The district court never ruled on Ali’s motion to strike, however, because The Final Call withdrew the affirmative defenses (implied license and laches) at the pretrial conference. The Final Call argued that it was Ali’s burden to prove the copies were unauthorized. And it did not seem to matter, because at the Pretrial Conference, the district court judge said, “[I]f it turns out that lack of authorization is the plaintiff’s burden, then…the defendant can certainly — regardless of whether the defendant has waived irrevocably the ability to assert affirmative defenses, he can certainly make that argument against one of the elements of your claim.”
When the Seventh Circuit ultimately determined that the defendant has the burden of proving defenses such as implied license and the first sale doctrine, The Final Call’s withdrawal of its affirmative defenses at the pretrial conference turned out to be the “nail in the coffin.”
Nevertheless, the Seventh Circuit’s opinion went on to analyze and explain how The Final Call had not proved the elements of implied license or first sale.
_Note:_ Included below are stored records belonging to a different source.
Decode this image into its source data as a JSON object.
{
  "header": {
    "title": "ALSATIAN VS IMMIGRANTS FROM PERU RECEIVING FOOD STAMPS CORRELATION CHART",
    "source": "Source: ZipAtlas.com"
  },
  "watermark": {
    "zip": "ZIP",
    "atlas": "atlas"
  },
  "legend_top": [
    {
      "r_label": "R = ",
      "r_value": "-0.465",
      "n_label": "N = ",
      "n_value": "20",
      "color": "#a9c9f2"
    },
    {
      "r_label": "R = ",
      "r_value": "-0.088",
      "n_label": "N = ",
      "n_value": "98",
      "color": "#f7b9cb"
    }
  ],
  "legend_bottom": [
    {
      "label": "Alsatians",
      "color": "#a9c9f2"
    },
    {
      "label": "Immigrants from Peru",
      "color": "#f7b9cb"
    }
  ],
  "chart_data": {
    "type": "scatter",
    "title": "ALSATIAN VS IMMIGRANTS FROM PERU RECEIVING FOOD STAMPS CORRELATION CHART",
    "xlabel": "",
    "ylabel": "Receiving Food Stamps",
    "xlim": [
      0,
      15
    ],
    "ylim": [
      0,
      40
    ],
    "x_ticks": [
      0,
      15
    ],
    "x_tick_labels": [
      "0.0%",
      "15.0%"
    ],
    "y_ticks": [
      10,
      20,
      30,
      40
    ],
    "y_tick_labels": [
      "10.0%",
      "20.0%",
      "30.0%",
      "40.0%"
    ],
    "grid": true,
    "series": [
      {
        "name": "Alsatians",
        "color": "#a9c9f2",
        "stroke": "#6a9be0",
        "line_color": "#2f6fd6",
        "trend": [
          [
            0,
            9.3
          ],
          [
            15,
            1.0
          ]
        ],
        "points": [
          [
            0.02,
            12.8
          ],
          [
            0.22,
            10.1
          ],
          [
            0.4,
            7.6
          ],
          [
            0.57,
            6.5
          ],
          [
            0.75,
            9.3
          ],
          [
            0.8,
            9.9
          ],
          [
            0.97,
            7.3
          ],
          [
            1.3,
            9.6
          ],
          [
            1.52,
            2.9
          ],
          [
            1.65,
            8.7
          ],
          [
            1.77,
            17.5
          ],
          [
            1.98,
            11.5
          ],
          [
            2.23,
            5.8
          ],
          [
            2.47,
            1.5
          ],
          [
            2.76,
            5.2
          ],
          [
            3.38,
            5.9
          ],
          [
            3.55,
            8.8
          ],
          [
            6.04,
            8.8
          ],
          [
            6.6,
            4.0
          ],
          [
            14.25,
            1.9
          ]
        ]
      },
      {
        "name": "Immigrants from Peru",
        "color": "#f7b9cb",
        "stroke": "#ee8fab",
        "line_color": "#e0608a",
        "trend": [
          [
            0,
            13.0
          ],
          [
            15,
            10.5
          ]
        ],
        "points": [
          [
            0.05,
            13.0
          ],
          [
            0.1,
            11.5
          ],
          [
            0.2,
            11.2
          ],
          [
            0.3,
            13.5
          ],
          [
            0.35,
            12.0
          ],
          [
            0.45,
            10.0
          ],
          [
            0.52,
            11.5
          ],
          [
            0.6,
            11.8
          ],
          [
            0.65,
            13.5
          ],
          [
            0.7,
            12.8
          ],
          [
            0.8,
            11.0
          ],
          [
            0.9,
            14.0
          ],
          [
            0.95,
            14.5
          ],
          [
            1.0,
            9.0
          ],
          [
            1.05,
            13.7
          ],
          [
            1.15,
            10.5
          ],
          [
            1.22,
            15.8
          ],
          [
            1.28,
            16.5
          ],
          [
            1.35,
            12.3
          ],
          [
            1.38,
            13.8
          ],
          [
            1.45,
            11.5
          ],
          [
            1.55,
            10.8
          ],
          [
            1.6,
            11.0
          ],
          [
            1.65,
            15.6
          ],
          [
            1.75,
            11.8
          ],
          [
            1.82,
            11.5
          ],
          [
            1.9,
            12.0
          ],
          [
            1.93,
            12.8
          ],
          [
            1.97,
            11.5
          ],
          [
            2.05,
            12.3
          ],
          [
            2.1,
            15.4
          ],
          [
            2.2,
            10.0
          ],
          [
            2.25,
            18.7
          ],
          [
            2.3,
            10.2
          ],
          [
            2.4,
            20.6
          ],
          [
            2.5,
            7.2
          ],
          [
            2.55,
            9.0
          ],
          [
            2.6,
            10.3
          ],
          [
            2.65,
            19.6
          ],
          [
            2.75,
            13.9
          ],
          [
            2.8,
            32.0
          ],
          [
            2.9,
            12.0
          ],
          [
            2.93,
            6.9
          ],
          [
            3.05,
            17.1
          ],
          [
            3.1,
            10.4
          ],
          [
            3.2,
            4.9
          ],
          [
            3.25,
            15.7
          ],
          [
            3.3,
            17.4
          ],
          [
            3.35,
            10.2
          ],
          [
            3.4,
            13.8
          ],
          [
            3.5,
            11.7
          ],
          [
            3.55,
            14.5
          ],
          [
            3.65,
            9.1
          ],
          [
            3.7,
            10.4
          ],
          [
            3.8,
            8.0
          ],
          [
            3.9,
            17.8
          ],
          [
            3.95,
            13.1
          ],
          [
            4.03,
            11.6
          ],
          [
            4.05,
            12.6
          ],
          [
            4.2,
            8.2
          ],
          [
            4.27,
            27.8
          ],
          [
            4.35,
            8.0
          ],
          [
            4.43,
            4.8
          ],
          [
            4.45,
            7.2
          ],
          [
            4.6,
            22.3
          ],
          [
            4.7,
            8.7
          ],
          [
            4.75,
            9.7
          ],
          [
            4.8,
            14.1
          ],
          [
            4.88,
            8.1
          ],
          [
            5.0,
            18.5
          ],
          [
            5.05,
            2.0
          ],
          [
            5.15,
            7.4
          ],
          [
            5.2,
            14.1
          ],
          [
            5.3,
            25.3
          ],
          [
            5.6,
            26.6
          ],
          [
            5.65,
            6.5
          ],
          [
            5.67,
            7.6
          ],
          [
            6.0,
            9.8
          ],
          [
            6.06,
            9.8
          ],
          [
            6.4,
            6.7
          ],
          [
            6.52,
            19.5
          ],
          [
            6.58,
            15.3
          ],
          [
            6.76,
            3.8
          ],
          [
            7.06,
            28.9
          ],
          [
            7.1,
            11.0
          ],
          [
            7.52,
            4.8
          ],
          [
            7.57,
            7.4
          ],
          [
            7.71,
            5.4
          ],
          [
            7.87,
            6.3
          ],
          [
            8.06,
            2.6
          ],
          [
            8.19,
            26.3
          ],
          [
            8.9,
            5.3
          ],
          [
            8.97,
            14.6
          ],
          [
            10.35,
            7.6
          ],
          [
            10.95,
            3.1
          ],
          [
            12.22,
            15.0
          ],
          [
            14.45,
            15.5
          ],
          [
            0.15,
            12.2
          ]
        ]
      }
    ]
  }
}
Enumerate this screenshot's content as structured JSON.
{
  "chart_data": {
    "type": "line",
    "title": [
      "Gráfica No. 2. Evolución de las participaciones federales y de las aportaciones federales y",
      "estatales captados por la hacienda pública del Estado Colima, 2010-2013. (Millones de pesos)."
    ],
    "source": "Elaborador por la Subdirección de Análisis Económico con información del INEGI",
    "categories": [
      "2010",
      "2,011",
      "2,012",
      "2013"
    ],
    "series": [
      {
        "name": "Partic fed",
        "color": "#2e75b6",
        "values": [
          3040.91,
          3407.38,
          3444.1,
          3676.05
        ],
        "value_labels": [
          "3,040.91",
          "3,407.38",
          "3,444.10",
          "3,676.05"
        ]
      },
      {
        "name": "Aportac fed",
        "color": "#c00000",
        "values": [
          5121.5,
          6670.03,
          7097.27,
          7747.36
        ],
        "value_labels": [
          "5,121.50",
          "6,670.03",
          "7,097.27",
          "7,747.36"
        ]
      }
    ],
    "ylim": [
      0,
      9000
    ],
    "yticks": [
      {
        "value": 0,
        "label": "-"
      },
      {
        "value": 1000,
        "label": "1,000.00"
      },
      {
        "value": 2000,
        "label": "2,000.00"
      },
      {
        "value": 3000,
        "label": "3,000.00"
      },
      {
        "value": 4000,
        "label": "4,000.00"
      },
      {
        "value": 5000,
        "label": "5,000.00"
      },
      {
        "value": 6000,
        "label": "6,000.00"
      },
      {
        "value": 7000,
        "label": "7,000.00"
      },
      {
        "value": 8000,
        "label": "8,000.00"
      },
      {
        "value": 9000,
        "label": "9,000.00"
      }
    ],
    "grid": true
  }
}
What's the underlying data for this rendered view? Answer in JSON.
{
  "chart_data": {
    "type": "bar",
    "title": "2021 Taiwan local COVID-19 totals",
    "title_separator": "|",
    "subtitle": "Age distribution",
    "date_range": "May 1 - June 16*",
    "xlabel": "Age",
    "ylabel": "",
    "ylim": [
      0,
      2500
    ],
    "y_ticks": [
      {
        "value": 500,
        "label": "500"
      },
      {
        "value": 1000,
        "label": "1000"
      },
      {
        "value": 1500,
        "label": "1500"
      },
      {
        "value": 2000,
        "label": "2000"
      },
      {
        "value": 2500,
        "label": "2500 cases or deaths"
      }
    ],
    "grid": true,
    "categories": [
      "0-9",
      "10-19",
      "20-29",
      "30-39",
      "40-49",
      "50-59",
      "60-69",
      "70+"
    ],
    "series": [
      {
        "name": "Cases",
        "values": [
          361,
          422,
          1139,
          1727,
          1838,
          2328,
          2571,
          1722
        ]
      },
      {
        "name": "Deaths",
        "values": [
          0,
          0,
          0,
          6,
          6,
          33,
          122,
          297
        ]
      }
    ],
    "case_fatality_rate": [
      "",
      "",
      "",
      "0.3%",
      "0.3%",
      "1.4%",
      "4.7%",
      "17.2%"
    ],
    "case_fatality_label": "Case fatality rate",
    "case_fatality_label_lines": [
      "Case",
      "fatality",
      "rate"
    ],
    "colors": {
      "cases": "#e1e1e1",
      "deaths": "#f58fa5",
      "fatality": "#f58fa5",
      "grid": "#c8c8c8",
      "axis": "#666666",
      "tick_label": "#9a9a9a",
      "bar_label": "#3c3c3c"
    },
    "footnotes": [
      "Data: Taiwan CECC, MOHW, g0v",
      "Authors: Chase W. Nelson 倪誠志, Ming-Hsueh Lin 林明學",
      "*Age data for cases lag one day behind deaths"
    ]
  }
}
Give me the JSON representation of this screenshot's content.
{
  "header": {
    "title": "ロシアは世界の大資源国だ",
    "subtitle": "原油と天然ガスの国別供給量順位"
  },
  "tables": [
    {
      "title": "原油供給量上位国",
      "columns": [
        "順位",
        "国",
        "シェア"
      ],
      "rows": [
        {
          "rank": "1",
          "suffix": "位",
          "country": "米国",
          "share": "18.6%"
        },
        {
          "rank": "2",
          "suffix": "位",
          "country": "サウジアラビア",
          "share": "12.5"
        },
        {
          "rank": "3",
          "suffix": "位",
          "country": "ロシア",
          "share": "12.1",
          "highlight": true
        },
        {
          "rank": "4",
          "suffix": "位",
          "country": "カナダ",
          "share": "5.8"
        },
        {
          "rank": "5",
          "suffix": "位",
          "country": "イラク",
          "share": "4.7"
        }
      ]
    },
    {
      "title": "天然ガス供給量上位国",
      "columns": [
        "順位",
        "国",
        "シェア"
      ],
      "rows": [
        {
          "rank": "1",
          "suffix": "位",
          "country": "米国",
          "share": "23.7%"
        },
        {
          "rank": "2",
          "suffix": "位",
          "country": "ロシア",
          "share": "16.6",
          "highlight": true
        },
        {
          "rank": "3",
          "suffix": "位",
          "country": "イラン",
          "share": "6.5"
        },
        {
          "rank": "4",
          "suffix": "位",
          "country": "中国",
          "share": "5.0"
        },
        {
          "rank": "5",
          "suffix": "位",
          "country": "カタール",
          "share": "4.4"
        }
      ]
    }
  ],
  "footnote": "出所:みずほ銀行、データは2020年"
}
That analysis (in the final paragraphs of the opinion) highlights another key take-away:
By not clarifying whether it has the burden of proving a particular defense early in a case, a defendant may miss out on the opportunity to discover facts, and to identify, prepare, and call witnesses at trial that can establish facts supporting each element of its affirmative defenses.
As a final take-away from Ali v. Final Call, those who make or distribute copies of other’s works should be prepared to prove their right to do so by creating and maintaining records that show authorization or other defenses – even if it was many years ago. As the Seventh Circuit noted, “if there is evidence of a license, it is most likely to be in the possession of the purported licensee.”